Tanzania: Industrial Skills Key to Attracting Investment

EXPORT Processing Zones Authority (EPZA) has said building huge base of industrial skills may make Tanzania the most preferred investment destination by global investors.

This was said by the EPZA Director General Col (retd) Joseph Simbakalia when addressing a delegation of senior lecturers from 16 Technical and Vocational Education and Training institutes from Tanzania, Ethiopia and Kenya participating in the Eastern Africa Skills for Transformation and Regional Integration Project (EASTRIP) funded by the World Bank.

"Investors across the world are like the flying birds because they always go where there is friendly environment to support their businesses," he told the academicians during their tour at the Benjamin William Mkapa Special Economic Zones in Dar es Salaam on Tuesday.

He said Tanzania and the rest in the continent have almost everything needed by investors' namely abundant raw materials and energy sources, sufficient land and huge market but lack of quality demand driven industrial skills is a shortfall that impedes flow of investment.

He challenged the academicians and their institutes to focus on nurturing skilled labours that are much needed by industrial investors from different parts of the world.

Speaking during the presentation, the EPZA Director of Investment Promotion and Facilitation, James Maziku said with the advent of the 4th industrial revolution, labour skills frameworks are set to change.

According to the World Economic Forum the skills sets required in both old and new occupations will change in most industries and transform how and where people work.

He said the government in collaboration with the Tanzania Tooku Garments has been conducting skills development to youth for working in the garment factory.

According to World Bank, low productivity and capacity impede the diversification, industrialisation, and modernization progress, and if not addressed could impede and even reverse economic growth.

Industrialization and Regional Integration are key development and transformation strategies for Africa.
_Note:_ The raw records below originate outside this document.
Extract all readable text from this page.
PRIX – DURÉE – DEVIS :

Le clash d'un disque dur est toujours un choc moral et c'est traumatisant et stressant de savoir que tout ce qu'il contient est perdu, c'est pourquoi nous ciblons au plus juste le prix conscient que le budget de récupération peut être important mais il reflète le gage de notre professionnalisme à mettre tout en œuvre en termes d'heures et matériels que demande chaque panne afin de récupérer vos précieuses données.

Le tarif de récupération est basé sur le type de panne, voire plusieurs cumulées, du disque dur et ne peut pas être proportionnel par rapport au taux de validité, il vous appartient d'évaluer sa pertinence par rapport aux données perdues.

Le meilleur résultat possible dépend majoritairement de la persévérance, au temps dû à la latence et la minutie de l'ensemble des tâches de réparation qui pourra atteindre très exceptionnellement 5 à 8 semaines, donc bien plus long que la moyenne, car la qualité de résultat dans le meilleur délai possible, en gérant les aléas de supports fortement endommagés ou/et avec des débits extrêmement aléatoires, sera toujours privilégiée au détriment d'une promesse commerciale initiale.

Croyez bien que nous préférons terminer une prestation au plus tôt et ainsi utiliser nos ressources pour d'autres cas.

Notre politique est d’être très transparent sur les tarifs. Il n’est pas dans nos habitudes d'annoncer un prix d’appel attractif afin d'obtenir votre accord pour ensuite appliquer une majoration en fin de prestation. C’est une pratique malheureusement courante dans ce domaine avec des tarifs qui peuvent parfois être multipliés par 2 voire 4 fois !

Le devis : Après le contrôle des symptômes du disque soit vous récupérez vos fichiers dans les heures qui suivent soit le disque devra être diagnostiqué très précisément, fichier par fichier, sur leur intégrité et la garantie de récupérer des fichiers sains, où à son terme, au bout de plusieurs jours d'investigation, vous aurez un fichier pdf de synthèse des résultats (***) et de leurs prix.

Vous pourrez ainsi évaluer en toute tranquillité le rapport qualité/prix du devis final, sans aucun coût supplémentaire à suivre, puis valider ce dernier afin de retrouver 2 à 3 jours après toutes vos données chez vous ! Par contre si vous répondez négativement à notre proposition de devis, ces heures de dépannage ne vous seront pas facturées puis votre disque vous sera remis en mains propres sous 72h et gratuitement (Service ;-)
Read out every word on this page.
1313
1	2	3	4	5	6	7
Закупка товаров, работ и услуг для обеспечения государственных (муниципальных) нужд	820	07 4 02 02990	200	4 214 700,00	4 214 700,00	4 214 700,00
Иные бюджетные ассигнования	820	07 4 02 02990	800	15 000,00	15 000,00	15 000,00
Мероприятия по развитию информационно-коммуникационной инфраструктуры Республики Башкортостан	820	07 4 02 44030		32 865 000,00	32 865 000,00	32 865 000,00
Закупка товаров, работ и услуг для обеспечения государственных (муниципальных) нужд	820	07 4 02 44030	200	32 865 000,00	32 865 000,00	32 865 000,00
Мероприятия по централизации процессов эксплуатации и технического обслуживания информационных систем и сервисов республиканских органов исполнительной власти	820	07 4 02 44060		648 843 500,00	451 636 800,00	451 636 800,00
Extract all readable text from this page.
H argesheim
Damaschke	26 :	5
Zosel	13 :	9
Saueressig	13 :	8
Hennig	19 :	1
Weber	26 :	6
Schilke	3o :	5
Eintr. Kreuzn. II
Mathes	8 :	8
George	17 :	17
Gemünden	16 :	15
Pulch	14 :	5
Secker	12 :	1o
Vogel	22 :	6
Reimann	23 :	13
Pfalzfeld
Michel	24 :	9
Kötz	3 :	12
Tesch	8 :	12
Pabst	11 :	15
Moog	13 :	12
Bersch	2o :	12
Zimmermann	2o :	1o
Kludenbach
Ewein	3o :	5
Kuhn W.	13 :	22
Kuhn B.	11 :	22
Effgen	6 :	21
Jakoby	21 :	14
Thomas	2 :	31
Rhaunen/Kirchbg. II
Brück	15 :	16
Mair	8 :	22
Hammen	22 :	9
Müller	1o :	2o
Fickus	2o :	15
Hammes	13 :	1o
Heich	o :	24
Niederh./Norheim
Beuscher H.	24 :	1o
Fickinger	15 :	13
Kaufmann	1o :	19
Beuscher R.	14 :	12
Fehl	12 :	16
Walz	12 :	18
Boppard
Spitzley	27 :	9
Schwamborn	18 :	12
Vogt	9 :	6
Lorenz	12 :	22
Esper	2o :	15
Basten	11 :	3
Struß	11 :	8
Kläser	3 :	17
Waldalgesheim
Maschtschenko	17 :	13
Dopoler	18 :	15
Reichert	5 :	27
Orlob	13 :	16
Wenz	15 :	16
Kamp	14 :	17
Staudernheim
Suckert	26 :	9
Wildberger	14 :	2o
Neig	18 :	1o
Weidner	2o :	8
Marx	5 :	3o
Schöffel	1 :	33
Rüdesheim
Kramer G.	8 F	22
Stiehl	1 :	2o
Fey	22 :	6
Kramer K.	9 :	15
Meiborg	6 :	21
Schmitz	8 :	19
By the end of the five year EASTRIP project, the 16 institutes will have at least doubled their capacity to collectively enroll 20,000 students on an annual basis in both long-term and short term training programs in the targeted disciplines.

A quality demand-driven Technical and Vocational Education and Training (TVET) system can be a powerful engine for youth skills development leading to employment and poverty alleviation, and for economic restructuring and transformation, as already demonstrated in the Republic of Korea, Singapore and China, where TVET has been used as an instrument and channel for technology transfer and skills upgrading of workers.

The project supports the development of highly specialized TVET programs as well as industry-recognised short term certificate level training, and will target regional priority sectors in transport, energy, manufacturing and ICT.

EASTRIP will be financed by the World Bank as an IDA loan of 210 million US dollars and a grant of 83 million US dollars.